Who is NEXT's Woman of the Year?
INTRODUCING NEW ZEALAND’S WOMEN OF THE YEAR
The country’s most inspirational women were honoured on Thursday night for the outstanding contribution they have made to New Zealand. The six winners in the NEXT Woman of the Year Awards in association with Pandora are all high achievers who have broken new ground in their quest to succeed. And the standout finalist, who has been crowned supreme Woman of the Year 2014, is Sita Selupe – founder and principal of Rise UP Academy and CEO of Rise UP Trust.
The 39-year-old has been recognised for improving the lives of our Maori and Pasifika children and breaking the poverty cycle through education, one family at a time.
She could have been an education casualty herself after becoming a teen mum. Instead, she has gone on to university education and founded a ground breaking school, transforming the lives of those who attend.
Selupe won the Education category, as well as the overall NEXT Woman of the Year Award.
Miranda Harcourt, one of New Zealand’s most celebrated actresses, won the Arts and Culture award, while Olympic Gold medallist, Lisa Carrington - who represents New Zealand in flat water canoeing - took out the Sport category.
Psychologist Sally Merry, who has designed a computer game to help teens fight depression, was named Health and Science winner. The Community award was presented to Joy Clark, who has dedicated three decades of her life to volunteering as a grandparent at Starship Children’s Hospital. The Business category was won by Cecilia Robinson, founder of Au Pair Link and home-delivery food service My Food Bag.

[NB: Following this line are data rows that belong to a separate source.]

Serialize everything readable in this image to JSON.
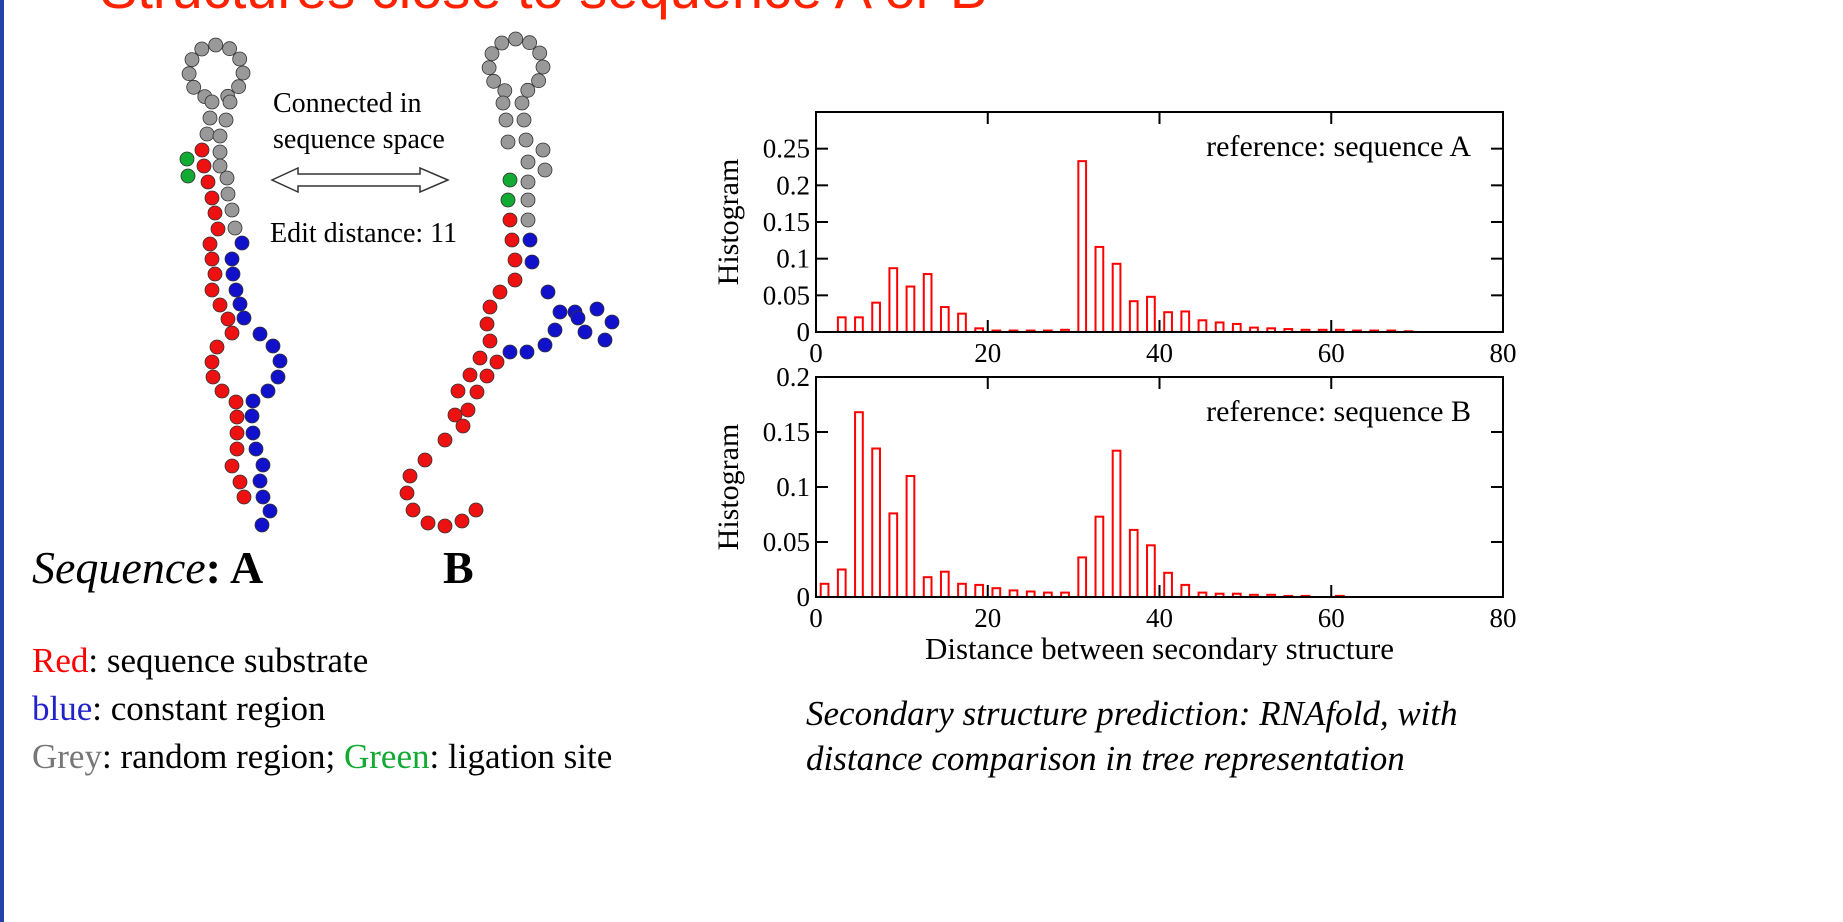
{
  "title": "Structures close to sequence A or B",
  "connection": {
    "line1": "Connected in",
    "line2": "sequence space",
    "distance": "Edit distance: 11"
  },
  "sequence_label": {
    "word": "Sequence",
    "rest": ": A",
    "b": "B"
  },
  "legend": [
    [
      {
        "key": "Red",
        "text": ": sequence substrate",
        "color": "#ff0000"
      }
    ],
    [
      {
        "key": "blue",
        "text": ": constant region",
        "color": "#2222cc"
      }
    ],
    [
      {
        "key": "Grey",
        "text": ": random region; ",
        "color": "#777777"
      },
      {
        "key": "Green",
        "text": ": ligation site",
        "color": "#11aa33"
      }
    ]
  ],
  "caption": [
    "Secondary structure prediction: RNAfold, with",
    "distance comparison in tree representation"
  ],
  "chart_data": [
    {
      "type": "bar",
      "ylabel": "Histogram",
      "annotation": "reference: sequence A",
      "color": "#ff0000",
      "x": [
        1,
        3,
        5,
        7,
        9,
        11,
        13,
        15,
        17,
        19,
        21,
        23,
        25,
        27,
        29,
        31,
        33,
        35,
        37,
        39,
        41,
        43,
        45,
        47,
        49,
        51,
        53,
        55,
        57,
        59,
        61,
        63,
        65,
        67,
        69
      ],
      "values": [
        0,
        0.02,
        0.02,
        0.04,
        0.087,
        0.062,
        0.079,
        0.034,
        0.025,
        0.005,
        0.002,
        0.002,
        0.002,
        0.002,
        0.003,
        0.233,
        0.116,
        0.093,
        0.042,
        0.048,
        0.027,
        0.028,
        0.016,
        0.013,
        0.011,
        0.006,
        0.005,
        0.004,
        0.003,
        0.003,
        0.003,
        0.002,
        0.002,
        0.002,
        0.001
      ],
      "xlim": [
        0,
        80
      ],
      "xticks": [
        0,
        20,
        40,
        60,
        80
      ],
      "ylim": [
        0,
        0.3
      ],
      "yticks": [
        0,
        0.05,
        0.1,
        0.15,
        0.2,
        0.25
      ]
    },
    {
      "type": "bar",
      "ylabel": "Histogram",
      "xlabel": "Distance between secondary structure",
      "annotation": "reference: sequence B",
      "color": "#ff0000",
      "x": [
        1,
        3,
        5,
        7,
        9,
        11,
        13,
        15,
        17,
        19,
        21,
        23,
        25,
        27,
        29,
        31,
        33,
        35,
        37,
        39,
        41,
        43,
        45,
        47,
        49,
        51,
        53,
        55,
        57,
        59,
        61
      ],
      "values": [
        0.012,
        0.025,
        0.168,
        0.135,
        0.076,
        0.11,
        0.018,
        0.023,
        0.012,
        0.011,
        0.008,
        0.006,
        0.005,
        0.004,
        0.004,
        0.036,
        0.073,
        0.133,
        0.061,
        0.047,
        0.022,
        0.011,
        0.004,
        0.003,
        0.003,
        0.002,
        0.002,
        0.001,
        0.001,
        0,
        0.001
      ],
      "xlim": [
        0,
        80
      ],
      "xticks": [
        0,
        20,
        40,
        60,
        80
      ],
      "ylim": [
        0,
        0.2
      ],
      "yticks": [
        0,
        0.05,
        0.1,
        0.15,
        0.2
      ]
    }
  ]
}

Previous NEXT Woman of the Year Supreme Award-winners - Julie Chapman, Julie Bartlett, Lesley Elliott and Dr Emma Parry - joined NEXT Magazine editor Sarah Henry on the judging panel to mark the fifth anniversary of the awards, and say they were overwhelmed by the calibre of this year’s entries.
“It’s hard not to feel extreme pride in the incredibly talented, dedicated and passionate women we have right here in New Zealand,” Henry said. “These six women have achieved so much and are an example of everything that is right with the world. They are an example to us all.”
“Our overall winner SitaSelupe has overcome her own hurdles and worked hard to get to where she is today, making a real difference in some of our most troubled communities.”
Selupe, while on maternity leave from her primary school teaching job, started home-school style lessons for under-privileged children in her South Auckland community, from her garage in 2004. That led to her founding one of New Zealand’s first charter schools, Rise UP Academy.
“We’re a work in progress but there are so many good things happening for these children and their parents,” said Selupe. “It’s not just about educational achievements, it’s about community transformation.
“Someone helped me when I was down and out and it’s awesome to be able to help others when they need a helping hand. There is so much I want to do so I reckon I’ll need to live to 91 to get it all
done,” she added.
The six winners received their NEXT Woman of the Year Awards tonight at a star-studded ceremony held in Auckland.
The full list of category winners:
Community: Joy Clark – longest serving volunteer of the Grandparents scheme at Auckland’s
Starship children’s hospital.
Health and Science: Dr Sally Merry – Associate professor and head of department of Psychological
Medicine at the University of Auckland.
Sport: Lisa Carrington – Olympic gold-medallist in flatwater canoeing.
Education: Sita Selupe – Founder and principal of Rise UP Academy and CEO of the Rise UP Trust.
Arts and Culture: Miranda Harcourt – actress, playwright and acting coach.
Business: Cecilia Robinson - My Food Bag and Au Pair Link founder.
The awards are run by NEXT magazine and are now in their fifth year. They are the first of their kind to recognise New Zealand women in six distinct fields: Health and Science, Arts and Culture, Sport,Business, Education, and Community. The awards are sponsored by Pandora Jewellery and are held annually.